DIOCESI – Lectio delle Sorelle Clarisse del monastero Santa Speranza in San Benedetto del Tronto.

Ci sono alcuni atteggiamenti dell’uomo, del suo essere, del suo fare, che il Signore non ama proprio. Li leggiamo nella prima lettura di oggi, tratta dal libro del Siracide: «Un uomo che resta in collera verso un altro uomo, come può chiedere la guarigione al Signore? Lui che non ha misericordia per l’uomo suo simile, come può supplicare per i propri peccati? Se conserva rancore come può ottenere il perdono di Dio?».

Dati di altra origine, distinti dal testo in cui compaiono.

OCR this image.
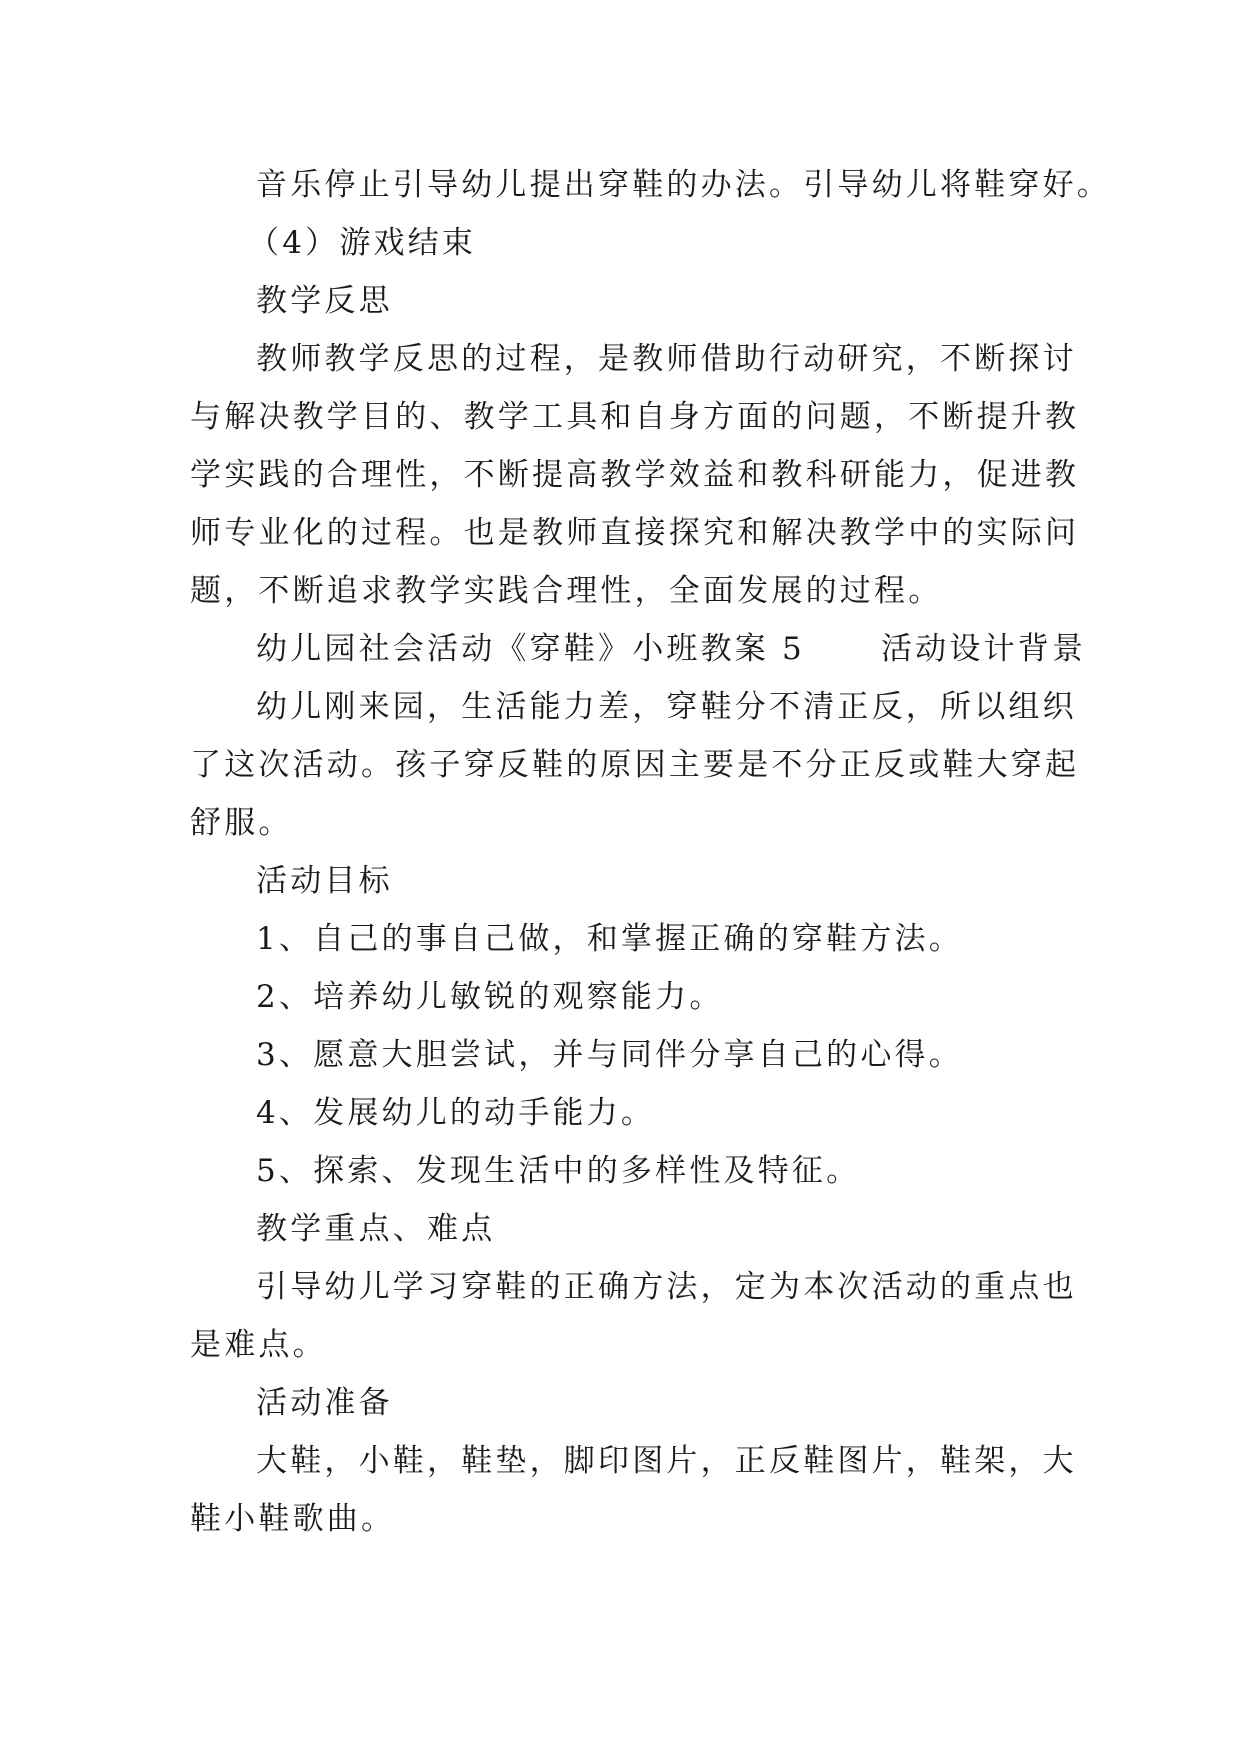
音乐停止引导幼儿提出穿鞋的办法。引导幼儿将鞋穿好。
（4）游戏结束
教学反思
教师教学反思的过程，是教师借助行动研究，不断探讨
与解决教学目的、教学工具和自身方面的问题，不断提升教
学实践的合理性，不断提高教学效益和教科研能力，促进教
师专业化的过程。也是教师直接探究和解决教学中的实际问
题，不断追求教学实践合理性，全面发展的过程。
幼儿园社会活动《穿鞋》小班教案 5 活动设计背景
幼儿刚来园，生活能力差，穿鞋分不清正反，所以组织
了这次活动。孩子穿反鞋的原因主要是不分正反或鞋大穿起
舒服。
活动目标
1、自己的事自己做，和掌握正确的穿鞋方法。
2、培养幼儿敏锐的观察能力。
3、愿意大胆尝试，并与同伴分享自己的心得。
4、发展幼儿的动手能力。
5、探索、发现生活中的多样性及特征。
教学重点、难点
引导幼儿学习穿鞋的正确方法，定为本次活动的重点也
是难点。
活动准备
大鞋，小鞋，鞋垫，脚印图片，正反鞋图片，鞋架，大
鞋小鞋歌曲。
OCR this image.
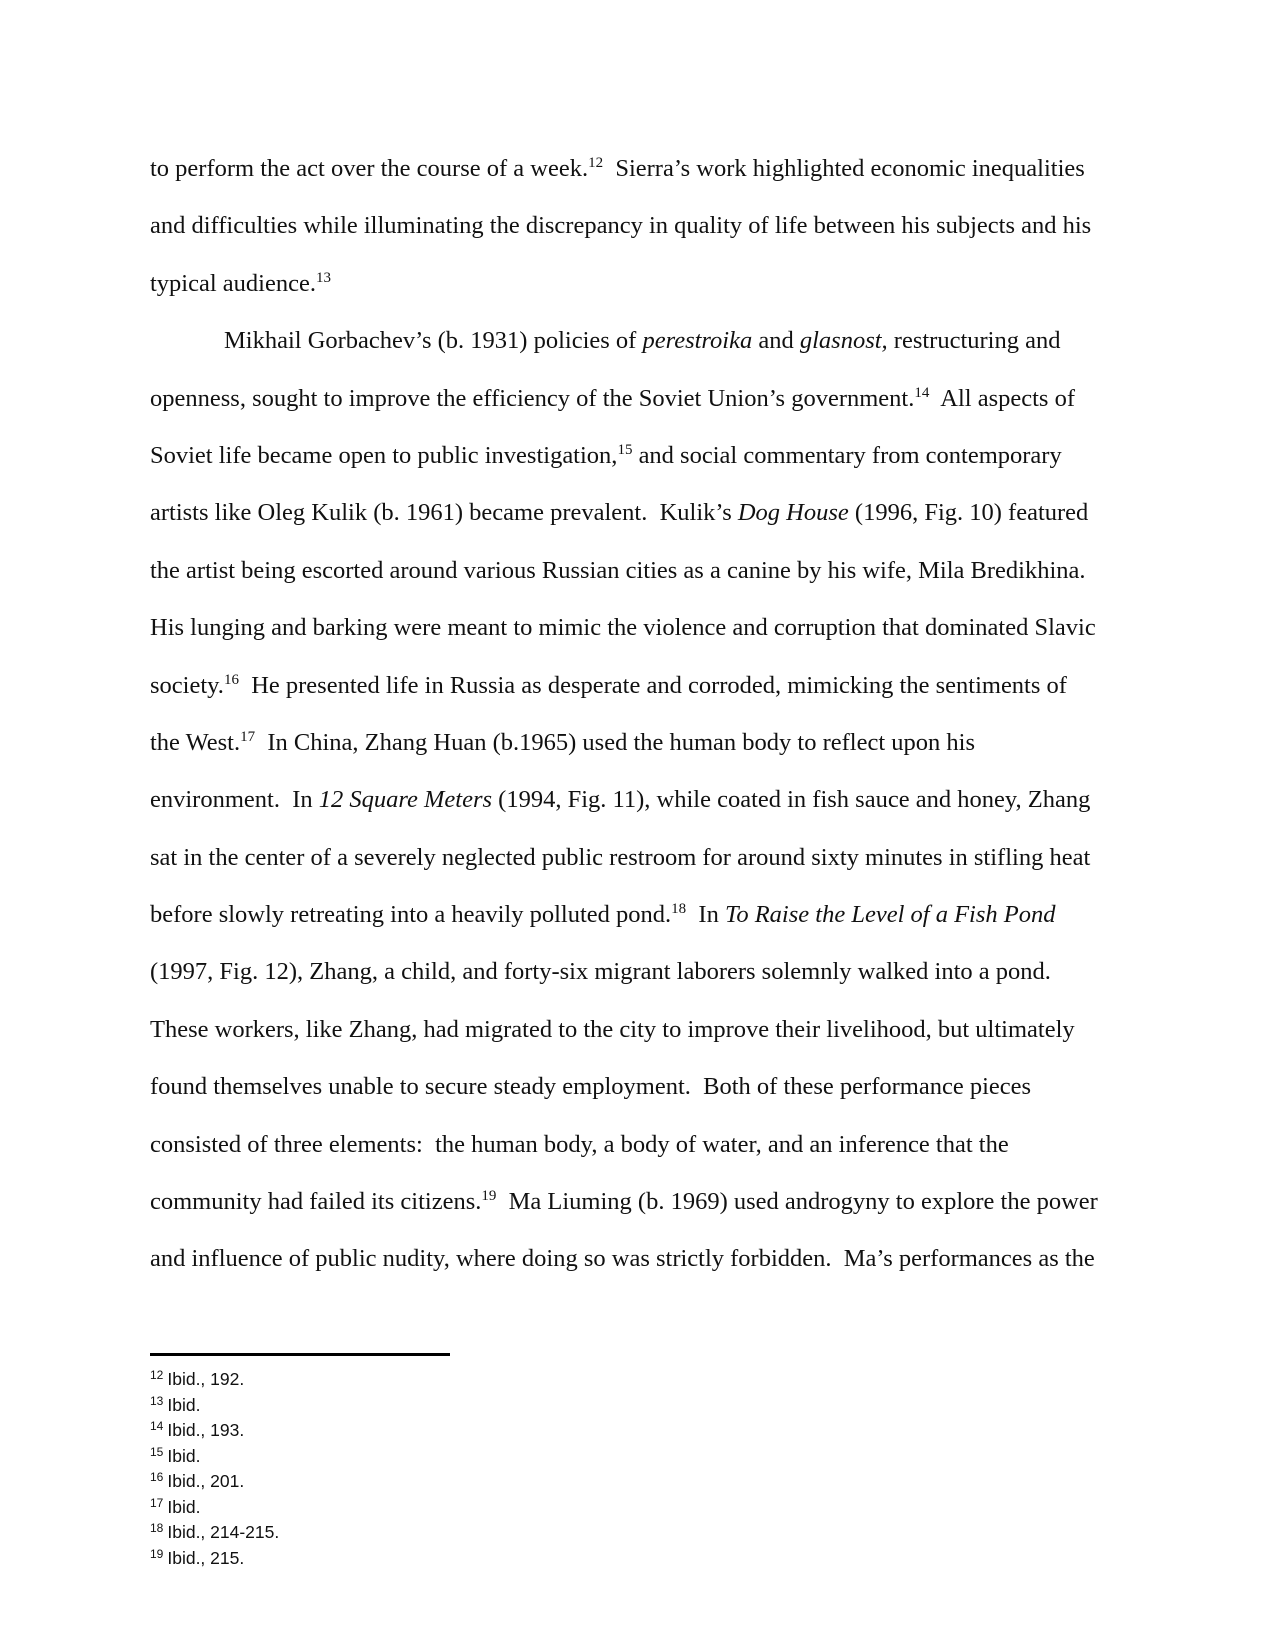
to perform the act over the course of a week.$^{12}$  Sierra’s work highlighted economic inequalities
and difficulties while illuminating the discrepancy in quality of life between his subjects and his
typical audience.$^{13}$
Mikhail Gorbachev’s (b. 1931) policies of perestroika and glasnost, restructuring and
openness, sought to improve the efficiency of the Soviet Union’s government.$^{14}$  All aspects of
Soviet life became open to public investigation,$^{15}$ and social commentary from contemporary
artists like Oleg Kulik (b. 1961) became prevalent.  Kulik’s Dog House (1996, Fig. 10) featured
the artist being escorted around various Russian cities as a canine by his wife, Mila Bredikhina.
His lunging and barking were meant to mimic the violence and corruption that dominated Slavic
society.$^{16}$  He presented life in Russia as desperate and corroded, mimicking the sentiments of
the West.$^{17}$  In China, Zhang Huan (b.1965) used the human body to reflect upon his
environment.  In 12 Square Meters (1994, Fig. 11), while coated in fish sauce and honey, Zhang
sat in the center of a severely neglected public restroom for around sixty minutes in stifling heat
before slowly retreating into a heavily polluted pond.$^{18}$  In To Raise the Level of a Fish Pond
(1997, Fig. 12), Zhang, a child, and forty-six migrant laborers solemnly walked into a pond.
These workers, like Zhang, had migrated to the city to improve their livelihood, but ultimately
found themselves unable to secure steady employment.  Both of these performance pieces
consisted of three elements:  the human body, a body of water, and an inference that the
community had failed its citizens.$^{19}$  Ma Liuming (b. 1969) used androgyny to explore the power
and influence of public nudity, where doing so was strictly forbidden.  Ma’s performances as the
$^{12}$ Ibid., 192.
$^{13}$ Ibid.
$^{14}$ Ibid., 193.
$^{15}$ Ibid.
$^{16}$ Ibid., 201.
$^{17}$ Ibid.
$^{18}$ Ibid., 214-215.
$^{19}$ Ibid., 215.
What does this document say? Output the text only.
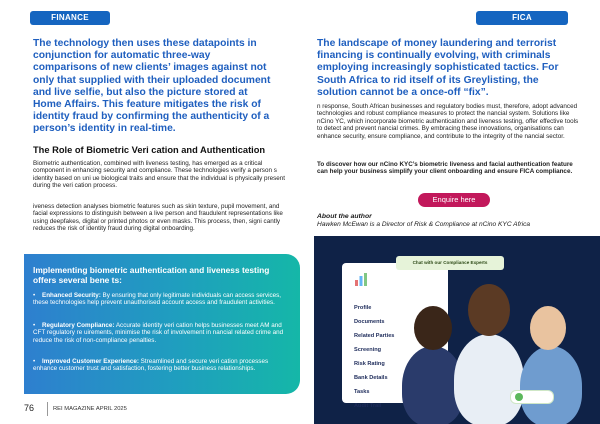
FINANCE	FICA

The technology then uses these datapoints in conjunction for automatic three-way comparisons of new clients’ images against not only that supplied with their uploaded document and live selfie, but also the picture stored at Home Affairs. This feature mitigates the risk of identity fraud by confirming the authenticity of a person’s identity in real-time.

The Role of Biometric Veri cation and Authentication

Biometric authentication, combined with liveness testing, has emerged as a critical component in enhancing security and compliance. These technologies verify a person s identity based on uni ue biological traits and ensure that the individual is physically present during the veri cation process.

iveness detection analyses biometric features such as skin texture, pupil movement, and facial expressions to distinguish between a live person and fraudulent representations like using deepfakes, digital or printed photos or even masks. This process, then, signi cantly reduces the risk of identity fraud during digital onboarding.

The landscape of money laundering and terrorist financing is continually evolving, with criminals employing increasingly sophisticated tactics. For South Africa to rid itself of its Greylisting, the solution cannot be a once-off “fix”.

n response, South African businesses and regulatory bodies must, therefore, adopt advanced technologies and robust compliance measures to protect the nancial system. Solutions like nCino YC, which incorporate biometric authentication and liveness testing, offer effective tools to detect and prevent nancial crimes. By embracing these innovations, organisations can enhance security, ensure compliance, and contribute to the integrity of the nancial sector.

To discover how our nCino KYC’s biometric liveness and facial authentication feature can help your business simplify your client onboarding and ensure FICA compliance.

Enquire here

About the author

Hawken McEwan is a Director of Risk & Compliance at nCino KYC Africa

Implementing biometric authentication and liveness testing offers several bene ts:

• Enhanced Security: By ensuring that only legitimate individuals can access services, these technologies help prevent unauthorised account access and fraudulent activities.

• Regulatory Compliance: Accurate identity veri cation helps businesses meet AM and CFT regulatory re uirements, minimise the risk of involvement in nancial related crime and reduce the risk of non-compliance penalties.

• Improved Customer Experience: Streamlined and secure veri cation processes enhance customer trust and satisfaction, fostering better business relationships.

Profile
Documents
Related Parties
Screening
Risk Rating
Bank Details
Tasks
Audit Trail
Chat with our Compliance Experts

76	REI MAGAZINE APRIL 2025
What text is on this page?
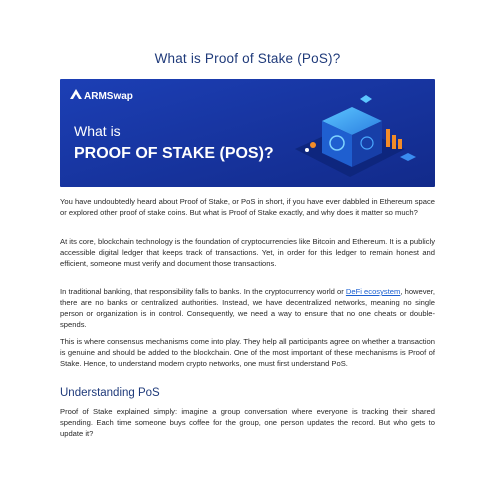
What is Proof of Stake (PoS)?
ARMSwap
What is
PROOF OF STAKE (POS)?
You have undoubtedly heard about Proof of Stake, or PoS in short, if you have ever dabbled in Ethereum space or explored other proof of stake coins. But what is Proof of Stake exactly, and why does it matter so much?
At its core, blockchain technology is the foundation of cryptocurrencies like Bitcoin and Ethereum. It is a publicly accessible digital ledger that keeps track of transactions. Yet, in order for this ledger to remain honest and efficient, someone must verify and document those transactions.
In traditional banking, that responsibility falls to banks. In the cryptocurrency world or DeFi ecosystem, however, there are no banks or centralized authorities. Instead, we have decentralized networks, meaning no single person or organization is in control. Consequently, we need a way to ensure that no one cheats or double-spends.
This is where consensus mechanisms come into play. They help all participants agree on whether a transaction is genuine and should be added to the blockchain. One of the most important of these mechanisms is Proof of Stake. Hence, to understand modern crypto networks, one must first understand PoS.
Understanding PoS
Proof of Stake explained simply: imagine a group conversation where everyone is tracking their shared spending. Each time someone buys coffee for the group, one person updates the record. But who gets to update it?
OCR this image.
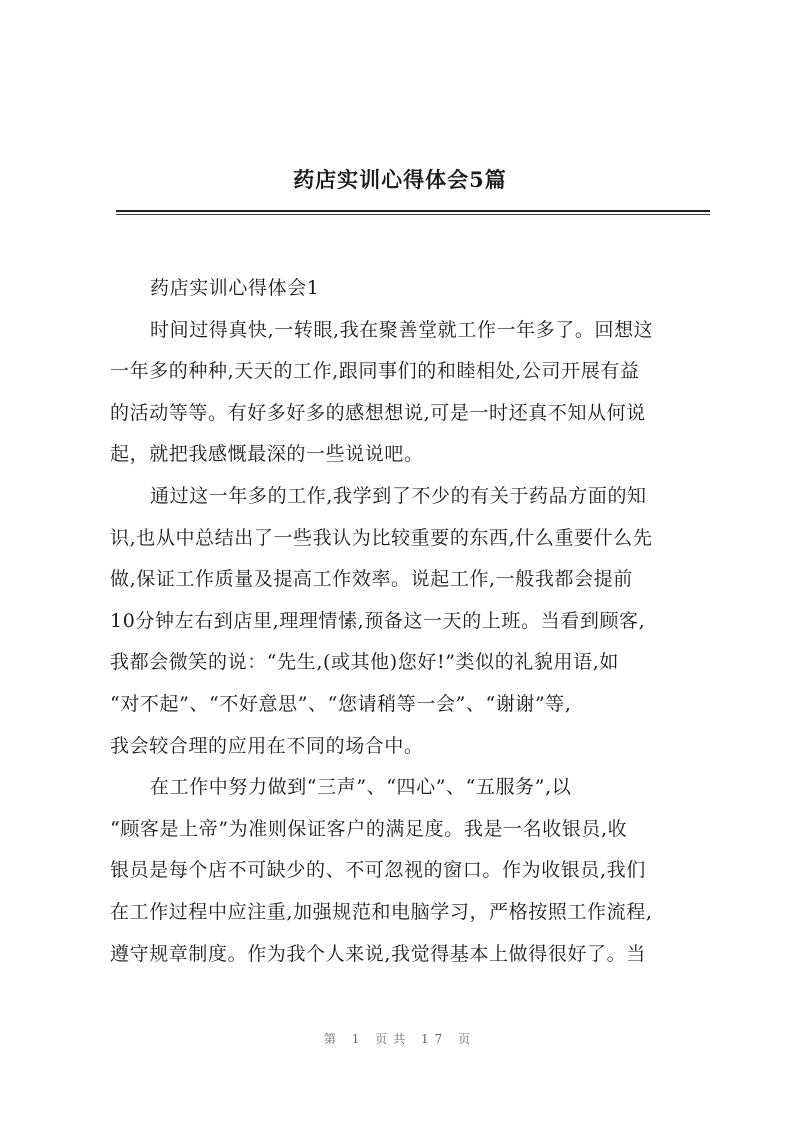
药店实训心得体会5篇
药店实训心得体会1
时间过得真快,一转眼,我在聚善堂就工作一年多了。回想这
一年多的种种,天天的工作,跟同事们的和睦相处,公司开展有益
的活动等等。有好多好多的感想想说,可是一时还真不知从何说
起，就把我感慨最深的一些说说吧。
通过这一年多的工作,我学到了不少的有关于药品方面的知
识,也从中总结出了一些我认为比较重要的东西,什么重要什么先
做,保证工作质量及提高工作效率。说起工作,一般我都会提前
10分钟左右到店里,理理情愫,预备这一天的上班。当看到顾客,
我都会微笑的说：“先生,(或其他)您好!”类似的礼貌用语,如
“对不起”、“不好意思”、“您请稍等一会”、“谢谢”等,
我会较合理的应用在不同的场合中。
在工作中努力做到“三声”、“四心”、“五服务”,以
“顾客是上帝”为准则保证客户的满足度。我是一名收银员,收
银员是每个店不可缺少的、不可忽视的窗口。作为收银员,我们
在工作过程中应注重,加强规范和电脑学习，严格按照工作流程,
遵守规章制度。作为我个人来说,我觉得基本上做得很好了。当
第 1 页共 17 页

Continuiamo a leggerla: «Perdona l’offesa al tuo prossimo…smetti di odiare e dimentica gli errori altrui». Perdona, ci chiede il Signore!
Penso che ciascuno di noi ha ben presenti tante situazioni nella propria vita in cui il desiderio di perdono è sovrastato dalla rabbia, dalla collera, dal nostro diritto ad aver ragione.
E, come Pietro nel Vangelo, chiediamo a Gesù: «Signore, se il mio fratello commette colpe contro di me, quante volte dovrò perdonargli? Fino a sette volte?». Vale a dire: “Signore, qual è il limite massimo di sopportazione oltre il quale ho il diritto di vomitare sull’altro tutte le mie ragioni?”.
Cosa ci risponde Gesù? Il limite è «settanta volte sette».
Da bravi matematici cominciamo subito a fare il conto alla rovescia da 490 (settanta volte sette) a zero, scalando man mano tutte le volte che perdoniamo. Ma, peccato che con «settanta volte sette» il Signore ci voglia dire che il perdono non ha un tetto massimo, non ha un termine.
Ma perché perdonare? Perché a ciascuno di noi il Signore ha perdonato molto di più!!
Gesù ce lo conferma narrandoci la parabola del «re che volle regolare i conti con i suoi servi».
Li chiama ad uno ad uno finché «gli fu presentato un tale che gli doveva diecimila talenti», un’enormità.
Di fronte alla supplica del servo, il re «ebbe compassione» di lui, «lo lasciò andare e gli condonò il debito».
Ma, «appena uscito, quel servo trovò uno dei suoi compagni che gli doveva cento denari», una piccolissima cifra se paragonata ai diecimila talenti di debito che lui stesso aveva con il re.
Non volle però sentire alcuna supplica e, non potendo quel compagno restituirgli la somma, lo fece sbattere in prigione.
Il re, venuto a sapere tutto ciò, rimase sdegnato.
Ecco, il Signore, ogni giorno, condona a ciascuno di noi diecimila talenti di debito, di errori, di limiti, di mancanze e noi non riusciamo a perdonare nemmeno 600.000 volte di meno perché è di 1 a 600.000 il rapporto tra diecimila talenti e cento denari.
Termina così la prima lettura: «Ricorda i precetti e non odiare il prossimo, l’alleanza dell’Altissimo e dimentica gli errori altrui». Allora è tutta questione di occhi, di come direzioniamo lo sguardo: sul peccato di chi ci cammina affianco o sulla misericordia del Padre che, sempre e incessantemente, come canta il salmista, perdona tutte le nostre colpe, guarisce tutte le nostre infermità, ci circonda di bontà e misericordia, non ci tratta secondo i nostri peccati e non ci ripaga secondo le nostre colpe?